PLASMA EXPANDERS – INTRODUCTION
A drug may be classified by the chemical type of the active ingredient or by the way it is used to treat a particular condition. Each drug can be classified into one or more drug classes.
Plasma expanders are agents that have relatively high molecular weight and boost the plasma volume by increasing the osmotic pressure.
Typically, colloids are used to expand the plasma volume, although combinations of hypertonic crystalloid and colloid have recently been used. The currently available colloids vary in their physico-chemical, pharmaco-dynamic and pharmaco-kinetic properties.
PLASMA EXPANDERS – INDICATION
Plasma expanders are used to restore the circulating volume of a hypovolaemic patient. They are used to treat patients who have suffered hemorrhage or shock. Shock occurs due to reduced blood volume (usually due to hemorrhage) and it is necessary to get the blood volume back to normal as quickly as possible.
PLASMA EXPANDERS – INFORMATION
Plasma expanders are used to restore the circulating volume of a hypovolaemic patient. Typically, colloids are used to expand the plasma volume, although combinations of hypertonic crystalloid and colloid have recently been used. The currently available colloids vary in their physico-chemical, pharmaco-dynamic and pharmaco-kinetic properties.

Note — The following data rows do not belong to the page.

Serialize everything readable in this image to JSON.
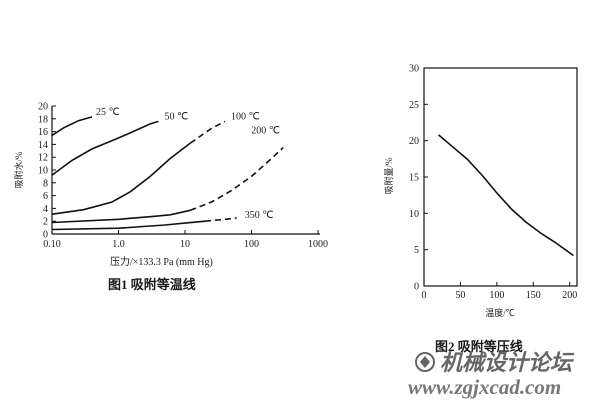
{
  "chart_data": [
    {
      "type": "line",
      "x_scale": "log",
      "xlim": [
        0.1,
        1000
      ],
      "ylim": [
        0,
        20
      ],
      "x_ticks": [
        "0.10",
        "1.0",
        "10",
        "100",
        "1000"
      ],
      "y_ticks": [
        "0",
        "2",
        "4",
        "6",
        "8",
        "10",
        "12",
        "14",
        "16",
        "18",
        "20"
      ],
      "xlabel": "压力/×133.3 Pa (mm Hg)",
      "ylabel": "吸附水/%",
      "caption": "图1  吸附等温线",
      "series": [
        {
          "name": "25 ℃",
          "x": [
            0.1,
            0.15,
            0.25,
            0.4
          ],
          "y": [
            15.4,
            16.6,
            17.7,
            18.3
          ]
        },
        {
          "name": "50 ℃",
          "x": [
            0.1,
            0.2,
            0.4,
            0.8,
            1.5,
            3,
            4
          ],
          "y": [
            9.2,
            11.5,
            13.3,
            14.6,
            15.8,
            17.2,
            17.6
          ]
        },
        {
          "name": "100 ℃",
          "x": [
            0.1,
            0.3,
            0.8,
            1.5,
            3,
            6,
            12,
            25,
            40
          ],
          "y": [
            3.1,
            3.8,
            5,
            6.6,
            9,
            11.8,
            14.2,
            16.5,
            17.6
          ]
        },
        {
          "name": "200 ℃",
          "x": [
            0.1,
            1,
            3,
            6,
            12,
            25,
            50,
            100,
            200,
            300
          ],
          "y": [
            1.8,
            2.3,
            2.7,
            3.0,
            3.7,
            5.0,
            6.8,
            9.0,
            11.8,
            13.5
          ]
        },
        {
          "name": "350 ℃",
          "x": [
            0.1,
            1,
            5,
            10,
            20,
            40,
            60
          ],
          "y": [
            0.7,
            0.9,
            1.4,
            1.7,
            2.0,
            2.3,
            2.5
          ]
        }
      ]
    },
    {
      "type": "line",
      "xlim": [
        0,
        210
      ],
      "ylim": [
        0,
        30
      ],
      "x_ticks": [
        "0",
        "50",
        "100",
        "150",
        "200"
      ],
      "y_ticks": [
        "0",
        "5",
        "10",
        "15",
        "20",
        "25",
        "30"
      ],
      "xlabel": "温度/℃",
      "ylabel": "吸附量/%",
      "caption": "图2  吸附等压线",
      "series": [
        {
          "name": "",
          "x": [
            20,
            40,
            60,
            80,
            100,
            120,
            140,
            160,
            180,
            205
          ],
          "y": [
            20.8,
            19.1,
            17.4,
            15.2,
            12.8,
            10.6,
            8.8,
            7.3,
            6.0,
            4.2
          ]
        }
      ]
    }
  ],
  "watermark": {
    "site_name": "机械设计论坛",
    "url": "www.zgjxcad.com",
    "logo_icon": "forum-logo-icon"
  }
}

In particular, they differ in molecular weight, which partly determines their duration of action, and in their ability to expand the plasma volume. Dextran, hydroxyethyl starch and hypertonic colloid solutions improve oxygen flux within the microcirculation. Despite their benefits, the use of dextran and high molecular weight starches is limited by their negative impact on coagulation. In addition, these macro-molecules may also induce acute renal failure in susceptible patients. Current research focuses on the development of artificial oxygen-carriers as plasma expanders. These substances, which include modified stromal-free haemoglobin and perfluorocarbon emulsions, are undergoing clinical trials.
The plasma expanders most widely used are isotonic crystalloids and synthetic colloids. Albumin, due to its cost and the traceability requirements inherent to all blood-derived products, is rarely prescribed as first-line treatment. The synthetic colloids most widely used are hydroxyethyl starch (HES) solutions and gelatins. In many countries, dextrans are no longer marketed because of their adverse effects, especially anaphylactic reactions.

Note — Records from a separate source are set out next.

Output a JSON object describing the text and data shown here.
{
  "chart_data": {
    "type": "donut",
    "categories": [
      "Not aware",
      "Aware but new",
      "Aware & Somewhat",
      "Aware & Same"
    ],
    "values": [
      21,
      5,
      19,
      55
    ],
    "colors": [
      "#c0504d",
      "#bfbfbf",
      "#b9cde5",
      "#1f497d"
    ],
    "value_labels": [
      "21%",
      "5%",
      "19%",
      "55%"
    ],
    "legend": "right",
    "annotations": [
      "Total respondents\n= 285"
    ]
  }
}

It should be noted that nonionic 5% or 10% dextrose solution is not a plasma expander, as the volume remaining in the vascular compartment after intravenous infusion is insignificant because of rapid diffusion to all compartments of the body. These solutions behave like free water and infusion of large volumes induces a risk of hyponatremia and water intoxication with potentially serious cerebral consequences.
The low cost and few apparent adverse effects of crystalloids justify their widespread use despite a plasma expansion property of the order of 20%. Synthetic colloids provide a plasma expansion property of close to 100% but with a risk of anaphylaxis, renal failure and clotting disorders.
The plasma expansion property of a solution theoretically has direct metabolic effects. A product with a high expansion property corrects blood volume more effectively, limiting the risks of tissue hypoperfusion responsible for lactic acidosis. The expected benefit of a colloid should therefore be logically greater than that of a crystalloid, but this superiority has never been demonstrated.
This absence of clear-cut superiority of a particular plasma expander can be explained by the following elements:
- Despite the apparent safety of crystalloids, large volumes must be infused when these compounds are used alone, with a risk of interstitial fluid overload that can be harmful during the perioperative period.
- Furthermore, the plasma expansion property of a crystalloid can be 20% higher in certain conditions,especially in the case of moderate hypovolemia.
- Finally, despite the toxic effects related to massive use of colloids, compliance with the maximum recommended dose and the development of low molar substitution HES limit the risks of adverse effects.